Por Rangel Alves da
Costa*
De repente deu
vontade de se olhar no espelho e percebeu que ali não havia mais nenhum. Olhou
todas as paredes, vasculhou por todos os cantos e gavetas, procurou no armário
do banheiro, mas nada de encontrar um só espelho.
E se assustou.
Começou a pensar em quanto tempo já não se via, que não se olhava no espelho, e
se tomou de espanto. Talvez um mês, um ano, alguns ou muitos anos. E como
estaria agora, como seria sua feição naquele momento?
E começou a se
preocupar. Levava as mãos ao rosto, aos cabelos, tentava a todo custo sentir as
diferenças surgidas, imaginava coisas dolorosas, apavorantes. Passava a mão
pelo rosto procurando rugas, no entorno dos olhos buscando marcas, no lábio
procurando flacidez.
E chorou. O
desespero era tamanho que até puxou alguns fios do cabelo para ver se estavam
esbranquiçados. Nada diferente pôde perceber. Estendeu as mãos e percorreu a
pele com os olhos, mirou o restante do corpo. Mas estava acostumada demais com
a própria pele para sentir mudanças. Somente o espelho para dar as respostas.
Mas cadê os
espelhos? Ao menos um, que fosse pequenino, embaçado na velha moldura, quebrado
ou trincado, mas precisava de um espelho. Mas cadê, onde está o espelho?

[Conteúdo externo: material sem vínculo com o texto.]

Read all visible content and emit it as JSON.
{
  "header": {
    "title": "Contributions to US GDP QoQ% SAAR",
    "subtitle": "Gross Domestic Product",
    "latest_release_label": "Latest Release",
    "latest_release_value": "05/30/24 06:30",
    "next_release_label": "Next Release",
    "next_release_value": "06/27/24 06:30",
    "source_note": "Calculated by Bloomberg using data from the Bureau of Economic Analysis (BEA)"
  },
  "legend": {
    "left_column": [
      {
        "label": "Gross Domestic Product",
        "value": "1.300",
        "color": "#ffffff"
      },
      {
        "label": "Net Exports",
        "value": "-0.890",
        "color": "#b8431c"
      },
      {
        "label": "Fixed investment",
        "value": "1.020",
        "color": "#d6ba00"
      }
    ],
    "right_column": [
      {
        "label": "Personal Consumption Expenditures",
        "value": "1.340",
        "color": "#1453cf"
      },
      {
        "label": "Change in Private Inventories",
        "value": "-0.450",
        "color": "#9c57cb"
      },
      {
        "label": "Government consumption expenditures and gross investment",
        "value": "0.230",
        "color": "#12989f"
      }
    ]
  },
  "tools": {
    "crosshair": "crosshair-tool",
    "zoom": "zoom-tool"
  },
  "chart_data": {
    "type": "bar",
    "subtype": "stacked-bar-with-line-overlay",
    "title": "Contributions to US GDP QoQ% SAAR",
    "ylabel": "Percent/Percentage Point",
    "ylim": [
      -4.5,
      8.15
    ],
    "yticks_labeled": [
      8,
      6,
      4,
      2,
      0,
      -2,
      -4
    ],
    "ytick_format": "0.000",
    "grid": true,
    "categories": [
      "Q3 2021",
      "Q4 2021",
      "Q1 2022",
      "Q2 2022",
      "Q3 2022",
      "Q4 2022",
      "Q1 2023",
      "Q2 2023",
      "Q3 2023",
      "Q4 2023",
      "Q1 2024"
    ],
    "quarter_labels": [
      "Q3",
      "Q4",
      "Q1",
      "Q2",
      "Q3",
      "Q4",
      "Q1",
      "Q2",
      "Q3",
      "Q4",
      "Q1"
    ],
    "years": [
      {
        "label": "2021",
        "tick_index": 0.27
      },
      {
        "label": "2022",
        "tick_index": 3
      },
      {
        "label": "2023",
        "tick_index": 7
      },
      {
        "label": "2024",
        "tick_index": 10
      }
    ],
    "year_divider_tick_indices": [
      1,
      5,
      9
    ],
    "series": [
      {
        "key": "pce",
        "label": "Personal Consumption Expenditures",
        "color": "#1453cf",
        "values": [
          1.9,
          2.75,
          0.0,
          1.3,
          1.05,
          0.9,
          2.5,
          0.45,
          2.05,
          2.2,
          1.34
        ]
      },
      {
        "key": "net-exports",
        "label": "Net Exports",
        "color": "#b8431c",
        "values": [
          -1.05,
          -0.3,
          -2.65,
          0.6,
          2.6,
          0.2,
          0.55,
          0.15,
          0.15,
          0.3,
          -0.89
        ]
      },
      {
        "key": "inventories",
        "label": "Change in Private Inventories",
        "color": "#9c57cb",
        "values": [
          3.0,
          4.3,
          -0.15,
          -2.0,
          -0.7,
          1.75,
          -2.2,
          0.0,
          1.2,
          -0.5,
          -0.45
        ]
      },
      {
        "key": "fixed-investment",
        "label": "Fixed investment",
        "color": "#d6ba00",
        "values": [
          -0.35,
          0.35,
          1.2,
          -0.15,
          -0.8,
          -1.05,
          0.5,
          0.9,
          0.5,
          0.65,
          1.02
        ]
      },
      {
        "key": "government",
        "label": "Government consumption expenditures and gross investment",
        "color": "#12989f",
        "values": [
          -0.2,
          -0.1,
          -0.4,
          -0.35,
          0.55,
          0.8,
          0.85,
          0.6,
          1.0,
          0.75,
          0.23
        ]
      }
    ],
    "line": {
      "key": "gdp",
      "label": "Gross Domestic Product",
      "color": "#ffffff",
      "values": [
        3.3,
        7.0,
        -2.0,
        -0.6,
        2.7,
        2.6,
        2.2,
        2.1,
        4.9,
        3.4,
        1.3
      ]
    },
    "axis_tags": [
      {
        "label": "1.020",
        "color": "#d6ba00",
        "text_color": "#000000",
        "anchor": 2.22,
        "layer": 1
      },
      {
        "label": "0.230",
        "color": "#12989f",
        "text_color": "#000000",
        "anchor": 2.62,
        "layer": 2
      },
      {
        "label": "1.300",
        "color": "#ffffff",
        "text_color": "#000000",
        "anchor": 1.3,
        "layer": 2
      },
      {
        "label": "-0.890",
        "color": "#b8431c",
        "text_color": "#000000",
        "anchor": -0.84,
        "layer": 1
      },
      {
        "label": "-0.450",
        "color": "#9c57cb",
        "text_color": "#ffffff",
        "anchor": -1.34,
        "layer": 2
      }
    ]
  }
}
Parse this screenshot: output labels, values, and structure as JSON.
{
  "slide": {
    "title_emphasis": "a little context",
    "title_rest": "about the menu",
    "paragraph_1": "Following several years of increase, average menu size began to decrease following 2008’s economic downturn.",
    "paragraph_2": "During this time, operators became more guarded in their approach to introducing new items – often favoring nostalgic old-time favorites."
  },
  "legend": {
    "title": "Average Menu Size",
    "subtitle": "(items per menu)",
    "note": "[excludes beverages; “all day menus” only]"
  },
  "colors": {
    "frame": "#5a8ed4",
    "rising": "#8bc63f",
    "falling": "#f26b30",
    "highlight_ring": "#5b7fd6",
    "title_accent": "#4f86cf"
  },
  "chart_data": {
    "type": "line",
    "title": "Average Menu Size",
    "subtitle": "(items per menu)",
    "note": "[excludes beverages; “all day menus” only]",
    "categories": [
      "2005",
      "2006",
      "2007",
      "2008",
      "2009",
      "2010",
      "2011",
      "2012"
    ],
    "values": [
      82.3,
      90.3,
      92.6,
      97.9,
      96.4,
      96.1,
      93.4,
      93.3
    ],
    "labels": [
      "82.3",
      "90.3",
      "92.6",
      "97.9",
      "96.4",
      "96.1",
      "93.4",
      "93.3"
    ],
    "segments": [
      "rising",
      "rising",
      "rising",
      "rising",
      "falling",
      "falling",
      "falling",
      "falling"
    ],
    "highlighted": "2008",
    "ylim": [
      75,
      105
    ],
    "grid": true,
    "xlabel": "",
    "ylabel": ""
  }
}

Somente em momentos tais, de total desespero, tanto se valoriza o poder do
reflexo.
Pensou em sair
correndo e perguntar ao primeiro que encontrasse como estaria a sua feição
naquele momento, se ainda jovial, se alegre ou triste, já envelhecida e cheia
de rugas, qualquer coisa. E tudo. Mas tinha medo da resposta.
Ah, quanta
aflição! Precisava urgentemente saber como estava, reconhecer-se,
reencontrar-se, conversar consigo mesma diante do espelho. Sempre ouvia dizer
que o melhor amigo da pessoa, aquele que nunca mente nem omite nada, é o
espelho ali pendurado no quarto ou no banheiro. Mas agora lhe faltava esse
amigo verdadeiro.
O que fazer,
então, se o momento exige esse reencontro, essa visão da pessoa consiga mesma?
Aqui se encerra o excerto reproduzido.